Vladimir Seks testified on Tuesday in the trial of ex-Yugoslav intelligence officials Josip Perkovic and Zdravko Mustac and denied having anything to do with the kidnapping of a former federal intelligence official Ivan Lasic in 1992 who is one of the main witnesses in the trial.

Answering a question by presiding judge Manfred Dauster, Seks who currently serves as an adviser to President Kolinda Grabar-Kitarovic, said “I didn’t know that Lasic had been kidnapped and brought to Croatia. Lasic was was taken from Mostar and brought to Croatia for questioning in 1992 in connection with the assassination of Croatian dissident Stjepan Djurekovic by Boze Vukusic and now another of the key witnesses in this trial.

Seks reacted to claims by Lasic, who was a high ranking official of the state security service (SDS) and who had testified before the Munich court in May last year and indirectly accused Seks of being a former UDBA (former Yugoslav intelligence agency) agent. When asked then why Seks who was the state prosecutor in the Croatia didn’t question him, Lasic said that “it would not have been a good idea for an UDBA agent to question another UDBA agent.”

Today Vladimir Seks claimed that he could not have questioned Lasic as that was not in accordance with the law. “I didn’t order Lasic’s questioning because I didn’t have the authority for that.
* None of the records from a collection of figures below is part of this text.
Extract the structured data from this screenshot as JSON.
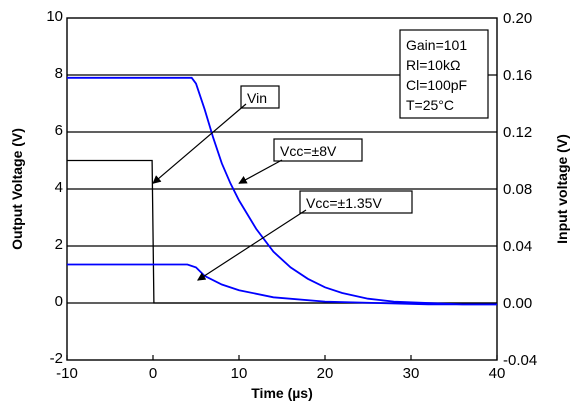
{
  "chart_data": {
    "type": "line",
    "xlabel": "Time (µs)",
    "ylabel_left": "Output Voltage (V)",
    "ylabel_right": "Input voltage (V)",
    "xlim": [
      -10,
      40
    ],
    "ylim_left": [
      -2,
      10
    ],
    "ylim_right": [
      -0.04,
      0.2
    ],
    "x_ticks": [
      "-10",
      "0",
      "10",
      "20",
      "30",
      "40"
    ],
    "y_left_ticks": [
      "-2",
      "0",
      "2",
      "4",
      "6",
      "8",
      "10"
    ],
    "y_right_ticks": [
      "-0.04",
      "0.00",
      "0.04",
      "0.08",
      "0.12",
      "0.16",
      "0.20"
    ],
    "grid": "horizontal",
    "legend_box": [
      "Gain=101",
      "Rl=10kΩ",
      "Cl=100pF",
      "T=25°C"
    ],
    "legend_position": "top-right",
    "series": [
      {
        "name": "Vin",
        "color": "#000000",
        "axis": "right",
        "x": [
          -10,
          -0.1,
          0,
          0.1,
          40
        ],
        "y": [
          0.1,
          0.1,
          0.05,
          0.0,
          0.0
        ]
      },
      {
        "name": "Vcc=±8V",
        "color": "#0000ff",
        "axis": "left",
        "x": [
          -10,
          4.5,
          5,
          6,
          7,
          8,
          9,
          10,
          12,
          14,
          16,
          18,
          20,
          22,
          25,
          28,
          32,
          36,
          40
        ],
        "y": [
          7.9,
          7.9,
          7.7,
          6.8,
          5.8,
          4.9,
          4.2,
          3.6,
          2.6,
          1.8,
          1.25,
          0.85,
          0.55,
          0.35,
          0.15,
          0.05,
          0.0,
          -0.05,
          -0.05
        ]
      },
      {
        "name": "Vcc=±1.35V",
        "color": "#0000ff",
        "axis": "left",
        "x": [
          -10,
          4,
          5,
          6,
          8,
          10,
          14,
          20,
          26,
          32,
          40
        ],
        "y": [
          1.35,
          1.35,
          1.25,
          0.95,
          0.65,
          0.45,
          0.2,
          0.05,
          0.0,
          -0.05,
          -0.05
        ]
      }
    ],
    "annotations": [
      {
        "text": "Vin",
        "target_x": 0,
        "target_y": 4.2
      },
      {
        "text": "Vcc=±8V",
        "target_x": 10,
        "target_y": 4.2
      },
      {
        "text": "Vcc=±1.35V",
        "target_x": 5.2,
        "target_y": 0.8
      }
    ]
  }
}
As the prosecutor I could not question people under investigative proceedings,” Seks said.

“I have known Perkovic since 1991 when he was an SDS agent and I was the president of the crisis centre for eastern Slavonia and later at the order of Franjo Tudjman, we set up the conference for the prevention of crime and war profiteering. I met Mustac later in the late nineties at some meeting of the highest state council. He was a member,” Seks said when asked by Judge Dauster if he knew the defendants.

The judge then questioned Seks about his relationship with Boze Vukusic, a former dissident and later a member of the parliamentary committee for war and post-war crimes and one of the key witnesses in the trial against Perkovic and Mustac.

“I met Boze Vukusic in 1994 when I was deputy prime minister after he had appealed against a ruling denying him status of a political prisoner which meant that he was not eligible for an accelerated pension plan,” Seks said.